1yentlYentl (1983) is the film adaptation of the short story, “Yentl, the Yeshiva Boy” by Isaac Bashevis Singer.  It is set in a Polish shtetl in 1907, where Rabbi Mendel, a widower, is secretly giving his daughter Yentl the sort of Talmudic education that only boys were allowed to have.  Yentl has a passion for Torah, and when her father dies, she disguises herself as a boy and travels to the yeshiva in the nearest town to study.  Barbra Streisand co-wrote, co-produced, directed and starred in Yentl; work on the film re-energized her own interest in Jewish study.

It is thus far the only major motion picture that focuses on a Jewish woman living a specifically Jewish life, and raises questions about the limitations of gender roles in traditional Jewish communal life.  Yentl is contrasted in the film with Hadass, (played by Amy Irving) who conforms to the social ideal for young women, and with the men who take their life in the yeshiva for granted.   Streisand made no secret of her own personal identification with Yentl.  Just as Yentl strove to succeed in the “man’s world” of the yeshiva, Streisand saw herself striving for success in the “man’s world” of the Hollywood film industry.

Commentary

Singer hated Streisand’s treatment of his short story.   He felt that it had been over-expanded into a star vehicle, with unsuitable music and a ridiculous ending.  Certainly that is one valid point of view on the film.

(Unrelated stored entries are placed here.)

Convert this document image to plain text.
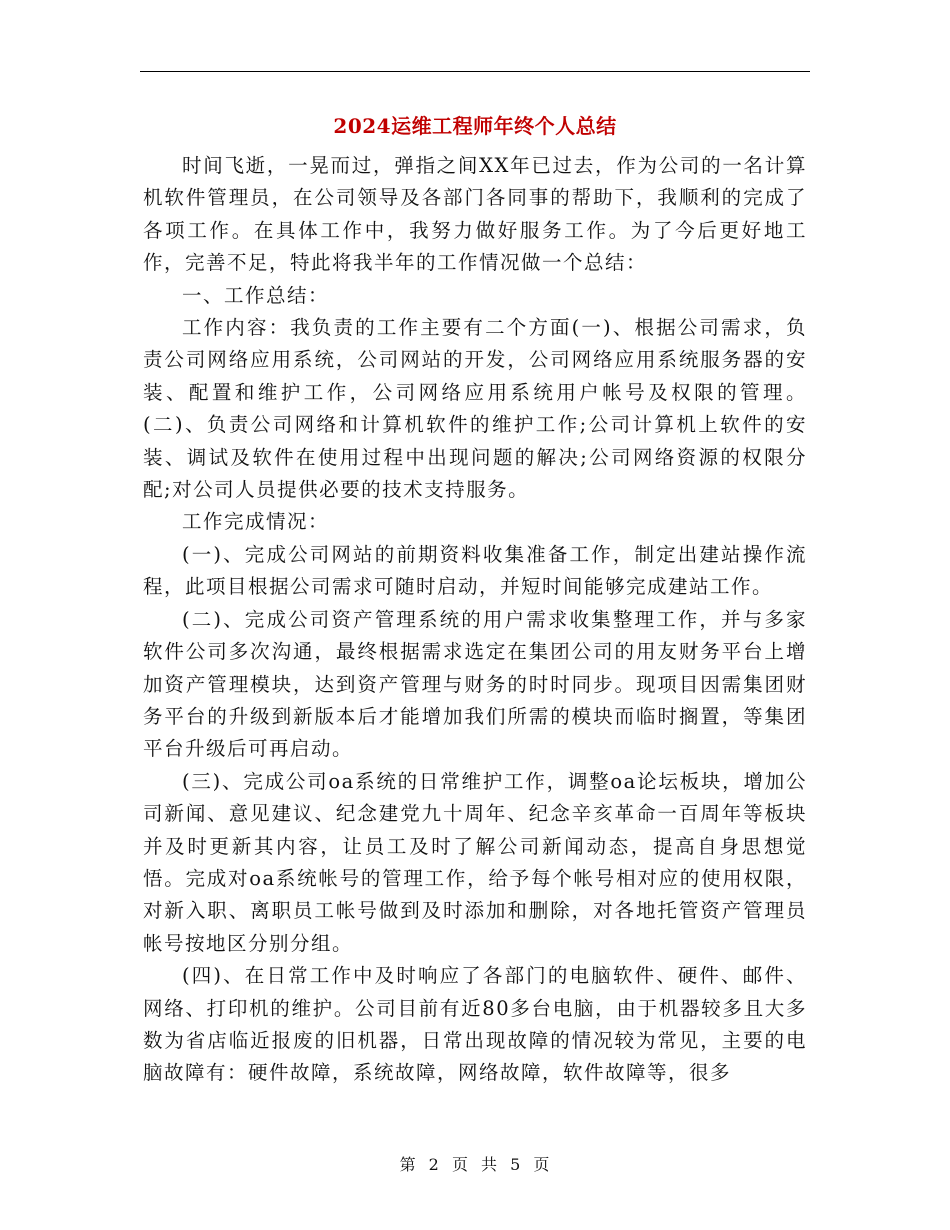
2024运维工程师年终个人总结

时间飞逝，一晃而过，弹指之间XX年已过去，作为公司的一名计算机软件管理员，在公司领导及各部门各同事的帮助下，我顺利的完成了各项工作。在具体工作中，我努力做好服务工作。为了今后更好地工作，完善不足，特此将我半年的工作情况做一个总结：

一、工作总结：

工作内容：我负责的工作主要有二个方面(一)、根据公司需求，负责公司网络应用系统，公司网站的开发，公司网络应用系统服务器的安装、配置和维护工作，公司网络应用系统用户帐号及权限的管理。(二)、负责公司网络和计算机软件的维护工作;公司计算机上软件的安装、调试及软件在使用过程中出现问题的解决;公司网络资源的权限分配;对公司人员提供必要的技术支持服务。

工作完成情况：

(一)、完成公司网站的前期资料收集准备工作，制定出建站操作流程，此项目根据公司需求可随时启动，并短时间能够完成建站工作。

(二)、完成公司资产管理系统的用户需求收集整理工作，并与多家软件公司多次沟通，最终根据需求选定在集团公司的用友财务平台上增加资产管理模块，达到资产管理与财务的时时同步。现项目因需集团财务平台的升级到新版本后才能增加我们所需的模块而临时搁置，等集团平台升级后可再启动。

(三)、完成公司oa系统的日常维护工作，调整oa论坛板块，增加公司新闻、意见建议、纪念建党九十周年、纪念辛亥革命一百周年等板块并及时更新其内容，让员工及时了解公司新闻动态，提高自身思想觉悟。完成对oa系统帐号的管理工作，给予每个帐号相对应的使用权限，对新入职、离职员工帐号做到及时添加和删除，对各地托管资产管理员帐号按地区分别分组。

(四)、在日常工作中及时响应了各部门的电脑软件、硬件、邮件、网络、打印机的维护。公司目前有近80多台电脑，由于机器较多且大多数为省店临近报废的旧机器，日常出现故障的情况较为常见，主要的电脑故障有：硬件故障，系统故障，网络故障，软件故障等，很多

第 2 页 共 5 页
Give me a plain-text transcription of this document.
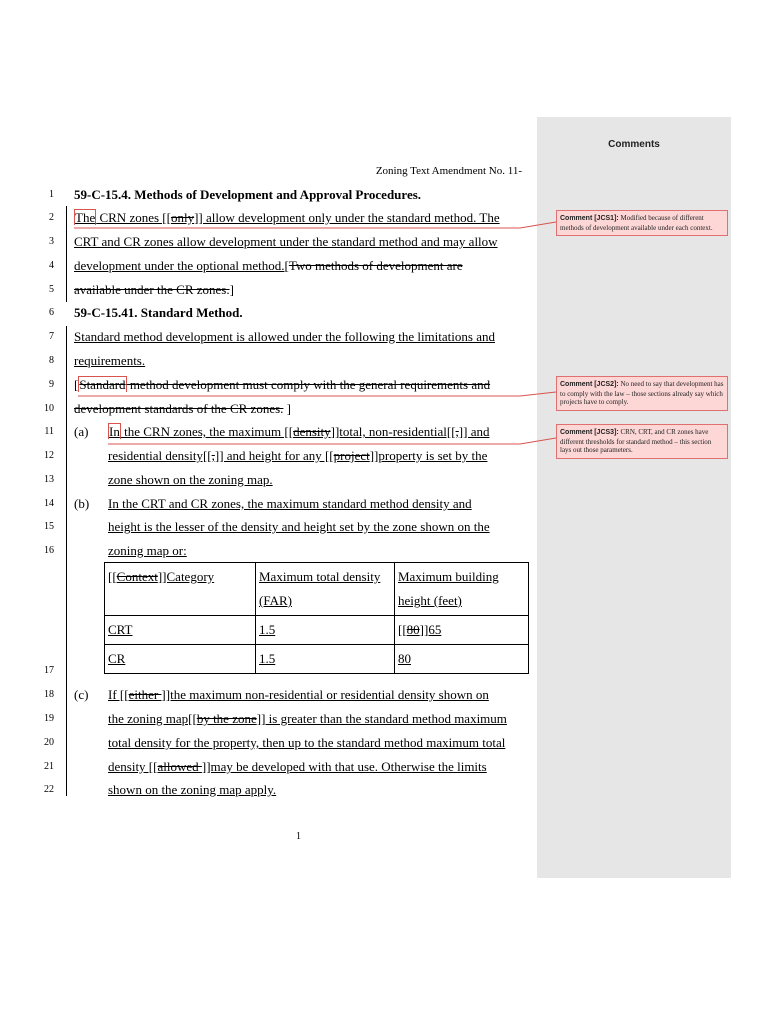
Comments
Zoning Text Amendment No. 11-
1 59-C-15.4. Methods of Development and Approval Procedures.
2 The CRN zones [[only]] allow development only under the standard method. The
3 CRT and CR zones allow development under the standard method and may allow
4 development under the optional method.[Two methods of development are
5 available under the CR zones.]
6 59-C-15.41. Standard Method.
7 Standard method development is allowed under the following the limitations and
8 requirements.
9 [Standard method development must comply with the general requirements and
10 development standards of the CR zones. ]
11 (a) In the CRN zones, the maximum [[density]]total, non-residential[[,]] and
12	residential density[[,]] and height for any [[project]]property is set by the
13	zone shown on the zoning map.
14 (b) In the CRT and CR zones, the maximum standard method density and
15	height is the lesser of the density and height set by the zone shown on the
16	zoning map or:
17
18 (c) If [[either ]]the maximum non-residential or residential density shown on
19	the zoning map[[by the zone]] is greater than the standard method maximum
20	total density for the property, then up to the standard method maximum total
21	density [[allowed ]]may be developed with that use. Otherwise the limits
22	shown on the zoning map apply.
[[Context]]Category	Maximum total density (FAR)	Maximum building height (feet)
CRT	1.5	[[80]]65
CR	1.5	80
Comment [JCS1]: Modified because of different methods of development available under each context.
Comment [JCS2]: No need to say that development has to comply with the law – those sections already say which projects have to comply.
Comment [JCS3]: CRN, CRT, and CR zones have different thresholds for standard method – this section lays out those parameters.
1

However, Streisand has perfectly conveyed the passion for Torah that is at the center of the scholar’s life, that fueled so much of the development of Jewish tradition and sacred literature.  She conveys the frustration that women have felt and still feel when they are excluded from access to the highest levels of study.  While many of Singer’s complaints are valid,  her command of the Jewish details of Yentl’s life is impressive.

Double Feature

Yentl makes an interesting companion to the other big Jewish musical, Fiddler on the Roof.  They are set in the same period, they begin in the same sort of place (a tiny shtetl in the Pale of Settlement) but they depict different classes in Jewish society.  Where Tevya and his daughters are peasants, Yentl is the rabbi’s daughter and Hadass is a city girl, daughter of a wealthy Jewish merchant.  How are the women’s lives similar?  How are they different?  Do you notice any other interesting similarities or contrasts between the two films?